Delving further into this plotline goes against what was written before about surrendering and resisting attempt to make narrative meaning, but for a moment, let’s speculate that Fred did indeed kill his wife Renee – haunting, but murky. Then perhaps, perhaps, this second half of the film is a dream-life, Fred’s alter ego of some kind while he’s in prison awaiting execution. A projection of his youth. There are unexplained mysteries throughout, but the stories begin to overlap as if the dream is ending or merging.
Stepping back outside from the attempt to make narrative meaning, one member of group suggested that perhaps Lynch is telling a story about what happens when you repress your shadow. The deep, dark, evil that lurks in all of us, something that would drive us to kill our spouse and behave as if we haven’t. A thing we can repress, in the way that say a murderer can kill his wife and the next day be golfing as if nothing happened. Is Robert Blake’s Mystery Man then the imp that brings out the darkness? (Let’s leave aside the real story of Robert Blake and it’s grisly connection here.)

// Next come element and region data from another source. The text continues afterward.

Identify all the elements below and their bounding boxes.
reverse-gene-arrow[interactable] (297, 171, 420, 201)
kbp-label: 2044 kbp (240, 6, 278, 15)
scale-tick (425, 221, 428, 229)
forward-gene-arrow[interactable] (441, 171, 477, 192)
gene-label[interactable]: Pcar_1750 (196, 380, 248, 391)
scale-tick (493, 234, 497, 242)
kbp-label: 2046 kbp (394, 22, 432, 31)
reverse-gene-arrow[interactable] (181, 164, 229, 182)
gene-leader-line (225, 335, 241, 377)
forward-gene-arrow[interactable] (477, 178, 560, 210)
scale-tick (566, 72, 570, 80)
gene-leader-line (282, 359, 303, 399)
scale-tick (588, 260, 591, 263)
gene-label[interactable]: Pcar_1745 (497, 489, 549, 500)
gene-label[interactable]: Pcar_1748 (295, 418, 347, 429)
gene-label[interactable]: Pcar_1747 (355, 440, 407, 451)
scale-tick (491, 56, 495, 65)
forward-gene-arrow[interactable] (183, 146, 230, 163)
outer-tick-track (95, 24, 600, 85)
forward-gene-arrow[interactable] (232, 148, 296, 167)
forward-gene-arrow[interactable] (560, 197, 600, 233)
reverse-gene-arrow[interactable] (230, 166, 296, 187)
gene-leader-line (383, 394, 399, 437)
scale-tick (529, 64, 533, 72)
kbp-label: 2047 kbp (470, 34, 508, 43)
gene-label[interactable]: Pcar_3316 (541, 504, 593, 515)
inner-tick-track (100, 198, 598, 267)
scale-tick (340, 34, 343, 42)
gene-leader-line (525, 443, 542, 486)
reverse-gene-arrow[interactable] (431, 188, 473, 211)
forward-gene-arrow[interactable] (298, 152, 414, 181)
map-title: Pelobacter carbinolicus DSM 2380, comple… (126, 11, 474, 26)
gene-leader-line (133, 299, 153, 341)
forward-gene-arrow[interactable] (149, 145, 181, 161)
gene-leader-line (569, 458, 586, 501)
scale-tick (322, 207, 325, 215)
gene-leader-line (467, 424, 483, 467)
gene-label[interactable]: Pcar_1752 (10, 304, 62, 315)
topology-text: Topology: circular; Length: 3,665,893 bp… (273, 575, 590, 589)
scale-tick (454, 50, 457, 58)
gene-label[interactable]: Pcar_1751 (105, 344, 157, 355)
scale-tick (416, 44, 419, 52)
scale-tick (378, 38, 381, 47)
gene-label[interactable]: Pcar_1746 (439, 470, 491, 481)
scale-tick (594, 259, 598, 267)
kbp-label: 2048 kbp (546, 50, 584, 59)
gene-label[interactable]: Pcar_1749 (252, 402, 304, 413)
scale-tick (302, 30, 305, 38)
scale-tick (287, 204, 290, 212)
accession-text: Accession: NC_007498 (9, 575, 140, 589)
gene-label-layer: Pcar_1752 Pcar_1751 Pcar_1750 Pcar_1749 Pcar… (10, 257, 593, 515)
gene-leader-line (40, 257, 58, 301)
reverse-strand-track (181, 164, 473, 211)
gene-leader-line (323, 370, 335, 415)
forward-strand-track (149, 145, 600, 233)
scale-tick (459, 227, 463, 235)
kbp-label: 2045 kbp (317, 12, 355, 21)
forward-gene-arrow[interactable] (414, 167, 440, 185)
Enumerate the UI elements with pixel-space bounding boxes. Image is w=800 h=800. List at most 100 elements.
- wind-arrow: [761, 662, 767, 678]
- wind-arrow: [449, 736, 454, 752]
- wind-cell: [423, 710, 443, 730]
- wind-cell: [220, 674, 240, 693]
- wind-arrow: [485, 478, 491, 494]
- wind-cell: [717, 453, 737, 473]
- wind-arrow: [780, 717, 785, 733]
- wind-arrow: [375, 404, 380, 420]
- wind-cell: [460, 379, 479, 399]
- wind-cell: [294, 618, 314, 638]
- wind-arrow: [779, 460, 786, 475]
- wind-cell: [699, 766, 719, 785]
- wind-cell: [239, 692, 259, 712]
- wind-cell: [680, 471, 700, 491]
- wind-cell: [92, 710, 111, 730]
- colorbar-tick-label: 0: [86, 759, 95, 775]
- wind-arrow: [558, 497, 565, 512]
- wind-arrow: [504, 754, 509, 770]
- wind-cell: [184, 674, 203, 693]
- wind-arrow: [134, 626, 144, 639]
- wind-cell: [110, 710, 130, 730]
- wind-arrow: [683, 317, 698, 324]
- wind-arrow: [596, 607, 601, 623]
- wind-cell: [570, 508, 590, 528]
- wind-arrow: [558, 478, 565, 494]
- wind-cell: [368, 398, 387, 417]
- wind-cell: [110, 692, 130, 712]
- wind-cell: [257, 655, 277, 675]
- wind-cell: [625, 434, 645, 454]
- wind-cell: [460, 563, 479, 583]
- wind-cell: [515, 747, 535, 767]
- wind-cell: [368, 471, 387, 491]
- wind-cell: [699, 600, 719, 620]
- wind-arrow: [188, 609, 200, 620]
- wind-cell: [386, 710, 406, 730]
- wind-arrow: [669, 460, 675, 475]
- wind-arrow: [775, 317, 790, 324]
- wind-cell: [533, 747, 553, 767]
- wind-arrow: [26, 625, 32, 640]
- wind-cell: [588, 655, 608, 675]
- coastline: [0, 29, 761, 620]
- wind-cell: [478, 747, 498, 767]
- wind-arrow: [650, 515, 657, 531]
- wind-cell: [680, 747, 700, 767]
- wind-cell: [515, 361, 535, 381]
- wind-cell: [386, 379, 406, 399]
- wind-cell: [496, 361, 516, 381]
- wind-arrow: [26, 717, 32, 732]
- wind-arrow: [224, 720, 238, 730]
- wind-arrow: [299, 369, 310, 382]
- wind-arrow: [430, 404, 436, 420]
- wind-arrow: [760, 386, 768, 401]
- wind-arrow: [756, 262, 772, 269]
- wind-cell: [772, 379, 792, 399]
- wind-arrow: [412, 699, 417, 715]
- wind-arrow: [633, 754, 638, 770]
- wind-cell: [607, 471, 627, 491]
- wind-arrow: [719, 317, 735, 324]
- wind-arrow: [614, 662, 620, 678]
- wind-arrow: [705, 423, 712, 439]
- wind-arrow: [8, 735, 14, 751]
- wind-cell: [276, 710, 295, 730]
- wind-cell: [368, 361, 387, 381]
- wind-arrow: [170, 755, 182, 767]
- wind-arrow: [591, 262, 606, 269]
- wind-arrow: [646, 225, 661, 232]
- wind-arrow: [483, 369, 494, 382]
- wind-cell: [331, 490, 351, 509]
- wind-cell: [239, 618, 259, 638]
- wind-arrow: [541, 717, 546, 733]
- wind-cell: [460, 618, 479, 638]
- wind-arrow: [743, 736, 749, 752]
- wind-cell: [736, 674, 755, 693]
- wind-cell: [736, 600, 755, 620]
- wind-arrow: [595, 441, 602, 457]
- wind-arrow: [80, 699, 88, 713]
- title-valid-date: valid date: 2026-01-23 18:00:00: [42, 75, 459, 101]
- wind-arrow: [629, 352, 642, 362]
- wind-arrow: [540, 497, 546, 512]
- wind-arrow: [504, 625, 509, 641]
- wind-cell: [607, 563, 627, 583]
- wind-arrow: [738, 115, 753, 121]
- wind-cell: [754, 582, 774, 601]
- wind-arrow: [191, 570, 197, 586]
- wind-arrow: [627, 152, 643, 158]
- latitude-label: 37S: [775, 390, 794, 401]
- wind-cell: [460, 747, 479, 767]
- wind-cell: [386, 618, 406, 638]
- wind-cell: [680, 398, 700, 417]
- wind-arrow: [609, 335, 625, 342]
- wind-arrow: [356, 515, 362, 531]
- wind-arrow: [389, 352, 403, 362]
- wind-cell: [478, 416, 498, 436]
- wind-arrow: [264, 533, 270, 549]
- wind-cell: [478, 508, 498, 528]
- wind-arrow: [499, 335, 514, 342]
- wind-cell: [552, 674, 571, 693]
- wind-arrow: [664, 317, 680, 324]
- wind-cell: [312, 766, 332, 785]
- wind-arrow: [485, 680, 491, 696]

This idea, that it’s a story about the evil inside and the ability to live on as if it didn’t happen, and if you follow that logic and believe that Fred is also Pete and in the Pete story all of the characters are part of Fred’s inner dream life, then you can squint and see logic forming. Which is not exactly what Lynch wants, but it’s the tantalizing thing, the question of what is it all about that surfaces until we push it back down and quiet it.
Which is why it’s important to inject an analysis of movie viewing when talking about Lynch and what we can learn from that in watching movies made by other filmmakers. Some filmmakers lead you straight to the meaning, as clear as a shopping list. And others force you to let go, as Sergei Parajanov does in The Color of Pomegranates (1969, QFS No. 130) and as Lynch had done throughout his life as a filmmaker. Letting go is probably useful in watching any movie, but particularly essentially for Lynch and others including Parajanov.
And yet, Lynch does this all without coming across as condescending in a way many artistic filmmakers tend to. This notion that you’re too obtuse if you don’t get it like the smart ones among us. Lynch doesn’t come across that way in his work. The haunting imagery, the unclear connections, the inky darkness of night, the playful naivete of many characters - crucially the playfulness, which takes the edge off of any feeling of snobbery, is perhaps the director’s masterstroke in these complex dreamscapes he creates.
Lost Highway contains it all, as do Eraserhead and Blue Velvet (1986) and Mulholland Drive (2000). Lynch’s work just stands as it is, forcing you to observe and take away from it what you will. To surrender.